The pedagogy behind this lies on three central tenants – chunking, inquiry-based learning, safe self-remediation. Material can be broken down into bites manageable by our 8 minute attention spans. Students can explore information as they develop questions. And, students capable of monitoring their understanding can interact with the material more to be sure they do understand it without revealing to their peers that they needed a little extra help.

Teachers: not so savvy with Rich Media. Of course, this will change over time. Online services are popping up to get this show on the road. Of the services available, I recommend Omnisio to make interactive media out of your PowerPoints and Apture to make it out of your texts. These are basic start points to get you on the road to interactive media.

Omnisio allows you to chunk a video with slides and allows both the author and users to make comment bubbles on the fly. Your video, in addition to supporting the jumping from one slide to another, will now become an interactive discussion.

Apture allows hyperlinks in online text to become an interactive, inquiry-based learning object. Links pop up embedded content, from simple text to rich media in itself. Students browsing your articles or blog can jump from perusal to in depth understanding just by following the click trail.

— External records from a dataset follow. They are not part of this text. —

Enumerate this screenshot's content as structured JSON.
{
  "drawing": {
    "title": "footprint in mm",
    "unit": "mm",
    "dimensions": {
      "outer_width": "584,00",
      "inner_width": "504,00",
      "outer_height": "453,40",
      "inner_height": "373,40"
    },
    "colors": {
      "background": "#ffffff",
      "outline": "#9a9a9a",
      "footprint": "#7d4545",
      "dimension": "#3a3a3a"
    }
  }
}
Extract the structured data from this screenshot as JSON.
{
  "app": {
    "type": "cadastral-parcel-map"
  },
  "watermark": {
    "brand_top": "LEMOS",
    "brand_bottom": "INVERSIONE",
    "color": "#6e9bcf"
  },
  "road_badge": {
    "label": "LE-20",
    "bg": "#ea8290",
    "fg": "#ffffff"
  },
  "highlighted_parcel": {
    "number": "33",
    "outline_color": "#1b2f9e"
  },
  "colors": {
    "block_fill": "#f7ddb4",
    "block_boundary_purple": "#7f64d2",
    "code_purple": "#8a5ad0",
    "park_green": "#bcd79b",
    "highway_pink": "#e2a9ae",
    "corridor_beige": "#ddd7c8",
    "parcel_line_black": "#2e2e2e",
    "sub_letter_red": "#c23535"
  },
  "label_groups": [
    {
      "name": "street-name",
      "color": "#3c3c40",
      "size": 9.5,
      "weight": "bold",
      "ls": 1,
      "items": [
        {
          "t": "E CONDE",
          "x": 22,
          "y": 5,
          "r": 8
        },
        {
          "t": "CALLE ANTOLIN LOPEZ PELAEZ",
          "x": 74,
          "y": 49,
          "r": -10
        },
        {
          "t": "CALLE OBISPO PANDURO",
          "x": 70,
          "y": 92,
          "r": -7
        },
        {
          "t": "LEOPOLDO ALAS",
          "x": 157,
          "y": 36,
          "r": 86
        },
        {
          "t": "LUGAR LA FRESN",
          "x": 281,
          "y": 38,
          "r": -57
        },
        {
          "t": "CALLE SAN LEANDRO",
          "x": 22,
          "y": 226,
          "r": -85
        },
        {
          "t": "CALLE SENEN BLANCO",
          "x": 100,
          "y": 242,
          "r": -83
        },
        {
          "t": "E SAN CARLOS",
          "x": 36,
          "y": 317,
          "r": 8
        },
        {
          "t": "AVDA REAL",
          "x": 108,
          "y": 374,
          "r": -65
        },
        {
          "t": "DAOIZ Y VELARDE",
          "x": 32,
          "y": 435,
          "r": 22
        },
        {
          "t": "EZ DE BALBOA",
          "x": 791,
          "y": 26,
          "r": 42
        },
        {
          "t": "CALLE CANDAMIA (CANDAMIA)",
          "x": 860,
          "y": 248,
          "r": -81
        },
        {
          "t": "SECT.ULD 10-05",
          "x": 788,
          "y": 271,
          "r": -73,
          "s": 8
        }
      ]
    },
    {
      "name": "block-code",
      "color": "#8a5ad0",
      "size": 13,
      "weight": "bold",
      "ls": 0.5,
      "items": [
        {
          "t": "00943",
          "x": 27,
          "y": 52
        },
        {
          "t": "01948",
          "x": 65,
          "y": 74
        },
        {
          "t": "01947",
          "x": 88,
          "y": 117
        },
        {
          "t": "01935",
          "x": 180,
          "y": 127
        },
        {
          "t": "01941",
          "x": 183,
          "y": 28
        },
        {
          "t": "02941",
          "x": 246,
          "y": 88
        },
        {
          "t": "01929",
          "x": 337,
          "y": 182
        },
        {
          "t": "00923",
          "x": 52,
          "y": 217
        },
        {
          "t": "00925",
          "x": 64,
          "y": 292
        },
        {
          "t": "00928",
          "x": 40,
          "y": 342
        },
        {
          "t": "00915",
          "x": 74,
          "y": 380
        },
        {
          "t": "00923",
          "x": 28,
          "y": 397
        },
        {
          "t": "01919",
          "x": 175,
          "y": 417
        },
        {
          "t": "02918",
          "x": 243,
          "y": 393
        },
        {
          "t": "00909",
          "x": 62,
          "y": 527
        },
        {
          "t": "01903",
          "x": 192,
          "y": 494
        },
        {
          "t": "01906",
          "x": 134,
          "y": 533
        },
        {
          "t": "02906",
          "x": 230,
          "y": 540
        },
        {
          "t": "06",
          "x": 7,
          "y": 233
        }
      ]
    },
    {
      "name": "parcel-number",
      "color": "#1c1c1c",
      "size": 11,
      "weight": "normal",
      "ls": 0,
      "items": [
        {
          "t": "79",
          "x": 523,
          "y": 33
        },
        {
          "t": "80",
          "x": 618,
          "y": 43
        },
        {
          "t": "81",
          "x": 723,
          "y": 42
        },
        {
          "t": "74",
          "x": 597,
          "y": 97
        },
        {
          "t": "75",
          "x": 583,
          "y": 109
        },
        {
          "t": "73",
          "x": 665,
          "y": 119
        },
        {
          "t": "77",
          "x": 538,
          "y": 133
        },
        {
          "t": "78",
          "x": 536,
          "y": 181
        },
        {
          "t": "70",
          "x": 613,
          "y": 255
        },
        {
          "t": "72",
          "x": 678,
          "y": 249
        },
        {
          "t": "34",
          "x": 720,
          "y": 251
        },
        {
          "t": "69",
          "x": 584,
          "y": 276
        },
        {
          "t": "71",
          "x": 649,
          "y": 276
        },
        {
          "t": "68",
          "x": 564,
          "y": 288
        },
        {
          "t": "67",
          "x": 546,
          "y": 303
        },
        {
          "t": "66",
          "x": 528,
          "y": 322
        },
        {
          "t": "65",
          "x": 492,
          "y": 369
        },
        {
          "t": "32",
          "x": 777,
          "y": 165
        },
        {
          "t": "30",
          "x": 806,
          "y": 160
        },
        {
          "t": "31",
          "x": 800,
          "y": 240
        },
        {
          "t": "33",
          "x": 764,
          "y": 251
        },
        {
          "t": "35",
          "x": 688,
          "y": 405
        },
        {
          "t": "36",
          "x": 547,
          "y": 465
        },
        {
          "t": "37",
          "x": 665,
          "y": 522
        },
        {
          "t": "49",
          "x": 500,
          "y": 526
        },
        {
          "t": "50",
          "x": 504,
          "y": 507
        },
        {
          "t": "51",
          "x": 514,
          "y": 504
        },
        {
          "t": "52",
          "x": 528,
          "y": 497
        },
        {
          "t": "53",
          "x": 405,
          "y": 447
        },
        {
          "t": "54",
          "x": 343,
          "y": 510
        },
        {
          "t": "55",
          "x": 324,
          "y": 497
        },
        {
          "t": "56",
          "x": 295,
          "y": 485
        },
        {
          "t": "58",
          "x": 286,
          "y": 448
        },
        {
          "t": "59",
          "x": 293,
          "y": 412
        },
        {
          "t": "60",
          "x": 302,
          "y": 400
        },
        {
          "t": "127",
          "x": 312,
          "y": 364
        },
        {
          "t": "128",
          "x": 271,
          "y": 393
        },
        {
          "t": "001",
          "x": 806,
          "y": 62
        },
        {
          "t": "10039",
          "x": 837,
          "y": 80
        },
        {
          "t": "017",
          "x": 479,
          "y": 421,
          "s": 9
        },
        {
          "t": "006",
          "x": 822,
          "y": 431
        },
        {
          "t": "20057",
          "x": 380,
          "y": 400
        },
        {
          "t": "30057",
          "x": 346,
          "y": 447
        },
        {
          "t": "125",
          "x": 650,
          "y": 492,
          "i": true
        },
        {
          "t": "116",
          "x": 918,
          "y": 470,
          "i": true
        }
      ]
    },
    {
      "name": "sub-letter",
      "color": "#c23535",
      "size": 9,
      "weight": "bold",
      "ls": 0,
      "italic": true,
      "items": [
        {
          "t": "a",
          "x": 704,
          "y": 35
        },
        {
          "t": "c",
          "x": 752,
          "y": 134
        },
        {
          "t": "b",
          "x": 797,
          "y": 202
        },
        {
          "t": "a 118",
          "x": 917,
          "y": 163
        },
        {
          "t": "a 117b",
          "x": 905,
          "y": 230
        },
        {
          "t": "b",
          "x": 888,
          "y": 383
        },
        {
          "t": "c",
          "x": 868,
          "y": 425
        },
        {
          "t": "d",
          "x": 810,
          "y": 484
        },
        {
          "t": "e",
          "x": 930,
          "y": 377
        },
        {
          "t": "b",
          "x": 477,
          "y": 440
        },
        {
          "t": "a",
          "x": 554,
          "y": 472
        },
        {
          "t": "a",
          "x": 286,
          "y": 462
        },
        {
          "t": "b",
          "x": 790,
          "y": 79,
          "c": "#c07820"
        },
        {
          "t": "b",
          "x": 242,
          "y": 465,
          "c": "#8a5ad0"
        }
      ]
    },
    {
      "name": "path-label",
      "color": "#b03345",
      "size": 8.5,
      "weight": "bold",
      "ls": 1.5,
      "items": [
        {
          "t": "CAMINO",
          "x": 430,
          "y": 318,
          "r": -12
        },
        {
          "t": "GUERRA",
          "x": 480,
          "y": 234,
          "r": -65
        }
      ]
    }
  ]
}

In general, there is a scale of interactivity and the simple ability to fast forward, rewind, speed up and slow down is a huge advantage to the static continuum of information delivery in the classroom. Of course, technology can also offer more sophisticated ways to monitor understanding and get richer and more interactive. But if I was trying to set you off on a path to building a Massively Multiplayer Onling Role Playing Game you’d probably not start.